It’s dangerous to write about UFOs in any but the most contemptuous fashion. Even a reasonably even-handed treatment of the subject, as I tried to write, makes one suspect.

And vulnerable to derision.

And who needs stigma in addition to the usual woes of daily life?

A friend of mine writes, “What’s this sudden UFO trip, as it were? Corso was a ding-dong, he was discredited; John Mack, by the way, is not credible.”

How do we know that Corso was a ding-dong? Well, we have the excoriation of him written by debunker Brad Sparks, mentioned in the previous posting (link, below left).

But then I do a bit of searching and find another view, from UFO researcher Michael Salla, analyzing Sparks’s article, which, he finds, focuses entirely on the negative and prematurely dismisses other explanations for supposed errors. Scalla writes: “In attempting to debunk Corso in an effort to discredit his testimony, Corso’s critics deserve to be admonished for distracting UFO researchers from the task of identifying the truth in Col Corso’s remarkable testimony. What remains to be done is a truly objective and impartial analysis of Corso’s testimony” (link at left).

Without wanting to dig into the facts of Corso’s story, I at least find Scalla’s views more even-handed and reasonable in tone. I certainly agree that “a truly objective and impartial analysis of Corso’s testimony” remains to be done.

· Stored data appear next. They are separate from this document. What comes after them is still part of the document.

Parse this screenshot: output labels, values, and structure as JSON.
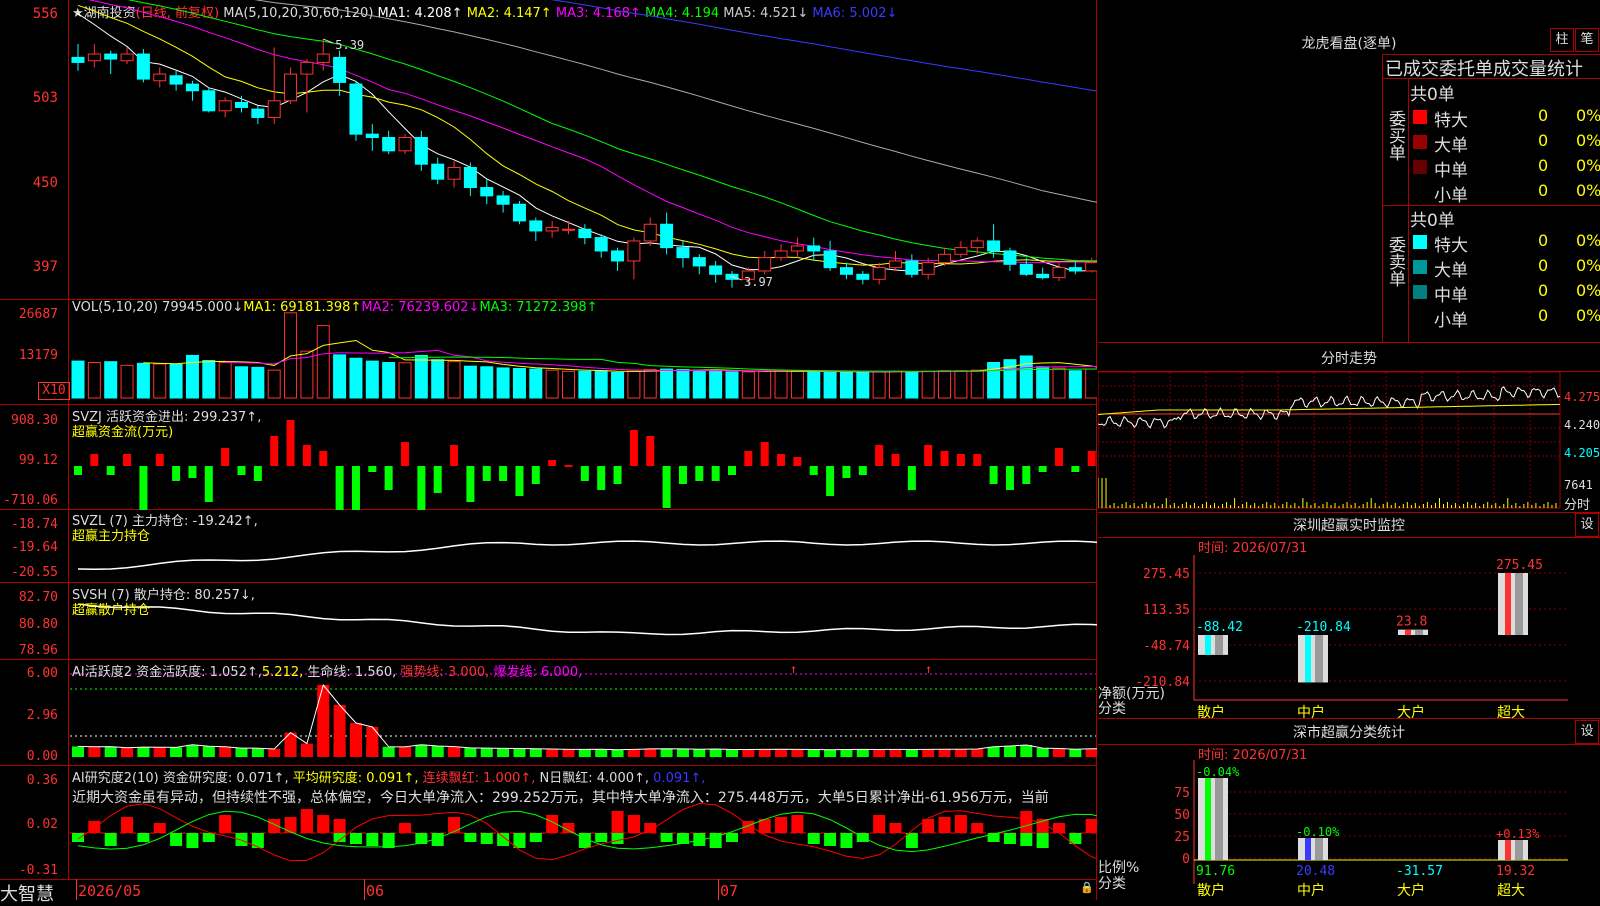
{
  "main_chart": {
    "star": "★",
    "stock_name": "湖南投资",
    "period": "(日线, 前复权)",
    "ma_label": "MA(5,10,20,30,60,120)",
    "ma1": "MA1: 4.208↑",
    "ma2": "MA2: 4.147↑",
    "ma3": "MA3: 4.168↑",
    "ma4": "MA4: 4.194",
    "ma5": "MA5: 4.521↓",
    "ma6": "MA6: 5.002↓",
    "y_ticks": [
      "556",
      "503",
      "450",
      "397"
    ],
    "high_label": "5.39",
    "low_label": "3.97"
  },
  "vol_panel": {
    "title": "VOL(5,10,20)",
    "value": "79945.000↓",
    "ma1": "MA1: 69181.398↑",
    "ma2": "MA2: 76239.602↓",
    "ma3": "MA3: 71272.398↑",
    "y_ticks": [
      "26687",
      "13179"
    ],
    "unit": "X10"
  },
  "svzj_panel": {
    "title": "SVZJ",
    "name": "活跃资金进出: 299.237↑,",
    "subtitle": "超赢资金流(万元)",
    "y_ticks": [
      "908.30",
      "99.12",
      "-710.06"
    ]
  },
  "svzl_panel": {
    "title": "SVZL (7)",
    "name": "主力持仓: -19.242↑,",
    "subtitle": "超赢主力持仓",
    "y_ticks": [
      "-18.74",
      "-19.64",
      "-20.55"
    ]
  },
  "svsh_panel": {
    "title": "SVSH (7)",
    "name": "散户持仓: 80.257↓,",
    "subtitle": "超赢散户持仓",
    "y_ticks": [
      "82.70",
      "80.80",
      "78.96"
    ]
  },
  "ai_active_panel": {
    "title": "AI活跃度2",
    "v1": "资金活跃度: 1.052↑,",
    "v2": "5.212,",
    "v3": "生命线: 1.560,",
    "v4": "强势线: 3.000,",
    "v5": "爆发线: 6.000,",
    "y_ticks": [
      "6.00",
      "2.96",
      "0.00"
    ]
  },
  "ai_research_panel": {
    "title": "AI研究度2(10)",
    "v1": "资金研究度: 0.071↑,",
    "v2": "平均研究度: 0.091↑,",
    "v3": "连续飘红: 1.000↑,",
    "v4": "N日飘红: 4.000↑,",
    "v5": "0.091↑,",
    "comment": "近期大资金虽有异动，但持续性不强，总体偏空，今日大单净流入：299.252万元，其中特大单净流入：275.448万元，大单5日累计净出-61.956万元，当前",
    "y_ticks": [
      "0.36",
      "0.02",
      "-0.31"
    ]
  },
  "bottom_bar": {
    "brand": "大智慧",
    "dates": [
      "2026/05",
      "06",
      "07"
    ]
  },
  "dragon_tiger": {
    "title": "龙虎看盘(逐单)",
    "btn_bar": "柱",
    "btn_pen": "笔",
    "header": "已成交委托单成交量统计",
    "buy_label": "委买单",
    "sell_label": "委卖单",
    "buy_total": "共0单",
    "sell_total": "共0单",
    "buy_rows": [
      {
        "name": "特大",
        "count": "0",
        "pct": "0%",
        "color": "#ff0000"
      },
      {
        "name": "大单",
        "count": "0",
        "pct": "0%",
        "color": "#990000"
      },
      {
        "name": "中单",
        "count": "0",
        "pct": "0%",
        "color": "#660000"
      },
      {
        "name": "小单",
        "count": "0",
        "pct": "0%",
        "color": "#000000"
      }
    ],
    "sell_rows": [
      {
        "name": "特大",
        "count": "0",
        "pct": "0%",
        "color": "#00ffff"
      },
      {
        "name": "大单",
        "count": "0",
        "pct": "0%",
        "color": "#009999"
      },
      {
        "name": "中单",
        "count": "0",
        "pct": "0%",
        "color": "#008080"
      },
      {
        "name": "小单",
        "count": "0",
        "pct": "0%",
        "color": "#000000"
      }
    ]
  },
  "intraday": {
    "title": "分时走势",
    "y_ticks": [
      "4.275",
      "4.240",
      "4.205"
    ],
    "vol_label": "7641",
    "unit_label": "分时"
  },
  "sz_monitor": {
    "title": "深圳超赢实时监控",
    "btn": "设",
    "time": "时间: 2026/07/31",
    "y_ticks": [
      "275.45",
      "113.35",
      "-48.74",
      "-210.84"
    ],
    "y_unit1": "净额(万元)",
    "y_unit2": "分类",
    "categories": [
      "散户",
      "中户",
      "大户",
      "超大"
    ],
    "values": [
      "-88.42",
      "-210.84",
      "23.8",
      "275.45"
    ]
  },
  "sz_stats": {
    "title": "深市超赢分类统计",
    "btn": "设",
    "time": "时间: 2026/07/31",
    "y_ticks": [
      "75",
      "50",
      "25",
      "0"
    ],
    "y_unit1": "比例%",
    "y_unit2": "分类",
    "categories": [
      "散户",
      "中户",
      "大户",
      "超大"
    ],
    "top_values": [
      "-0.04%",
      "-0.10%",
      "",
      "+0.13%"
    ],
    "bottom_values": [
      "91.76",
      "20.48",
      "-31.57",
      "19.32"
    ]
  },
  "chart_data": {
    "type": "candlestick",
    "title": "湖南投资 (日线, 前复权)",
    "ylim": [
      3.85,
      5.6
    ],
    "x_ticks": [
      "2026/05",
      "06",
      "07"
    ],
    "high_annotation": 5.39,
    "low_annotation": 3.97,
    "candles": [
      [
        5.28,
        5.25,
        5.36,
        5.2
      ],
      [
        5.26,
        5.3,
        5.36,
        5.22
      ],
      [
        5.3,
        5.27,
        5.32,
        5.18
      ],
      [
        5.26,
        5.3,
        5.34,
        5.24
      ],
      [
        5.3,
        5.15,
        5.33,
        5.13
      ],
      [
        5.14,
        5.18,
        5.22,
        5.1
      ],
      [
        5.17,
        5.12,
        5.2,
        5.08
      ],
      [
        5.12,
        5.08,
        5.14,
        5.02
      ],
      [
        5.08,
        4.96,
        5.1,
        4.95
      ],
      [
        4.96,
        5.02,
        5.04,
        4.92
      ],
      [
        5.01,
        4.98,
        5.05,
        4.95
      ],
      [
        4.97,
        4.92,
        4.99,
        4.88
      ],
      [
        4.92,
        5.02,
        5.34,
        4.88
      ],
      [
        5.02,
        5.18,
        5.22,
        5.0
      ],
      [
        5.18,
        5.25,
        5.27,
        4.95
      ],
      [
        5.25,
        5.3,
        5.39,
        5.2
      ],
      [
        5.28,
        5.13,
        5.32,
        5.05
      ],
      [
        5.12,
        4.82,
        5.14,
        4.78
      ],
      [
        4.82,
        4.8,
        4.88,
        4.72
      ],
      [
        4.8,
        4.72,
        4.84,
        4.7
      ],
      [
        4.72,
        4.8,
        4.82,
        4.7
      ],
      [
        4.8,
        4.64,
        4.84,
        4.6
      ],
      [
        4.64,
        4.55,
        4.68,
        4.52
      ],
      [
        4.55,
        4.62,
        4.66,
        4.5
      ],
      [
        4.62,
        4.5,
        4.65,
        4.45
      ],
      [
        4.5,
        4.45,
        4.55,
        4.4
      ],
      [
        4.45,
        4.4,
        4.48,
        4.35
      ],
      [
        4.4,
        4.3,
        4.42,
        4.28
      ],
      [
        4.3,
        4.24,
        4.32,
        4.18
      ],
      [
        4.24,
        4.26,
        4.3,
        4.2
      ],
      [
        4.25,
        4.25,
        4.3,
        4.22
      ],
      [
        4.25,
        4.2,
        4.28,
        4.16
      ],
      [
        4.2,
        4.12,
        4.22,
        4.08
      ],
      [
        4.12,
        4.06,
        4.14,
        4.0
      ],
      [
        4.06,
        4.18,
        4.2,
        3.95
      ],
      [
        4.18,
        4.28,
        4.32,
        4.15
      ],
      [
        4.28,
        4.14,
        4.35,
        4.1
      ],
      [
        4.14,
        4.08,
        4.18,
        4.02
      ],
      [
        4.08,
        4.03,
        4.1,
        3.98
      ],
      [
        4.03,
        3.98,
        4.06,
        3.93
      ],
      [
        3.98,
        3.95,
        4.0,
        3.9
      ],
      [
        3.95,
        4.0,
        4.02,
        3.92
      ],
      [
        4.0,
        4.08,
        4.12,
        3.98
      ],
      [
        4.08,
        4.12,
        4.16,
        4.06
      ],
      [
        4.12,
        4.15,
        4.2,
        4.08
      ],
      [
        4.15,
        4.12,
        4.2,
        4.06
      ],
      [
        4.12,
        4.02,
        4.18,
        4.0
      ],
      [
        4.02,
        3.98,
        4.05,
        3.95
      ],
      [
        3.98,
        3.95,
        4.0,
        3.92
      ],
      [
        3.95,
        4.02,
        4.05,
        3.92
      ],
      [
        4.02,
        4.06,
        4.12,
        4.0
      ],
      [
        4.06,
        3.98,
        4.1,
        3.96
      ],
      [
        3.98,
        4.05,
        4.08,
        3.95
      ],
      [
        4.05,
        4.1,
        4.14,
        4.03
      ],
      [
        4.1,
        4.14,
        4.18,
        4.08
      ],
      [
        4.14,
        4.18,
        4.2,
        4.1
      ],
      [
        4.18,
        4.12,
        4.28,
        4.08
      ],
      [
        4.12,
        4.04,
        4.14,
        4.0
      ],
      [
        4.04,
        3.98,
        4.08,
        3.97
      ],
      [
        3.98,
        3.96,
        4.02,
        3.95
      ],
      [
        3.96,
        4.02,
        4.05,
        3.94
      ],
      [
        4.02,
        4.0,
        4.06,
        3.98
      ],
      [
        4.0,
        4.05,
        4.08,
        3.99
      ],
      [
        4.05,
        4.08,
        4.1,
        4.03
      ],
      [
        4.08,
        4.12,
        4.14,
        4.06
      ],
      [
        4.12,
        4.18,
        4.22,
        4.1
      ],
      [
        4.18,
        4.22,
        4.24,
        4.15
      ]
    ],
    "vol_units": "X10",
    "volume": [
      13000,
      12500,
      12800,
      11500,
      12200,
      12000,
      11800,
      15000,
      13200,
      12500,
      11000,
      10800,
      9800,
      30000,
      16500,
      25500,
      15200,
      14000,
      13000,
      12500,
      12400,
      15000,
      13500,
      12800,
      11200,
      11000,
      10600,
      10400,
      10200,
      9800,
      9400,
      9400,
      9600,
      9000,
      9400,
      10000,
      10200,
      10000,
      9600,
      9800,
      9200,
      9200,
      9400,
      9600,
      9400,
      9200,
      9000,
      9200,
      9400,
      9200,
      9400,
      9200,
      9400,
      9600,
      9600,
      9800,
      12500,
      13500,
      14800,
      11000,
      10500,
      9600,
      10200,
      9800,
      9500,
      10400,
      12000
    ]
  }
}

But as I wrote yesterday, mainstream periodicals like the Guardian took it for granted that Corso was a ding-dong and that his book had been satisfactorily debunked. Hence Corso's books took a place beside Clifford Irving's biography of Howard Hughes and the poems of Ossian among the great literary hoaxes of all time.

This is an example of a practice that I find disturbing. Here’s how it goes: Some kind of paranormal claim is made. Soon — very soon — one or more “debunkers” comes out with a supposed exposé allegedly “proving” that the claims are not only wrong but ridiculous. The mainstream press takes the debunkers at their word.

If you read my previous posting, you saw exactly how this happened with Corso’s book.

Nevertheless, the writing of these debunkers often displays a certain hysterical tone that is usually present when the position you are arguing is much weaker than you would like.

As for John Mack, it is the case that at Harvard — an institution that is as reactionary as it is liberal — noises were made about stripping away his tenure for having the audacity to cover something as ludicrous as alien abduction. But since it was clear that Mack was guilty neither of ethical or methodological lapses, certain professors — mindful of something called academic freedom — took up his cause. And the matter was left to drop.

The mainstream press is more judicious in tone, but the attitude is similar. Take the New York Times’s review of The Divine Life of Animals, a 2010 book by my friend Ptolemy Tompkins about whether animals survive death. The review is by one Mark Oppenheimer.

An author knows he’s in trouble when the first line of a review contains the word “embarrassment.”

Judge for yourself (link at left). For my part I would say that it is not a review of a book, but a dismissal of one. It is a review written by someone who found the idea of an afterlife for animals ridiculous before he opened this book and never seriously wanted to believe otherwise.

Another example, going further back: a 1996 essay by Frederick Crews in The New York Review of Books entitled “The Consolation of Theosophy” (link at left). It’s quite obvious that Crews knows very little about his subject other than what he has read in the books he is reviewing, and which he is happy to take at face value. Would The New York Review dare treat any other subject that way? Have someone review a biography of Lincoln, say, who knew Lincoln only from that biography?

After writing about this field for thirty years, I’m willing to say that there is practically no intelligent thinking or writing about the paranormal, or about figures connected with it, in the mainstream press.

And then I face another, still more disturbing question: is it only this field that they are so ignorant — and so willfully ignorant — about? There’s no real reason to think so.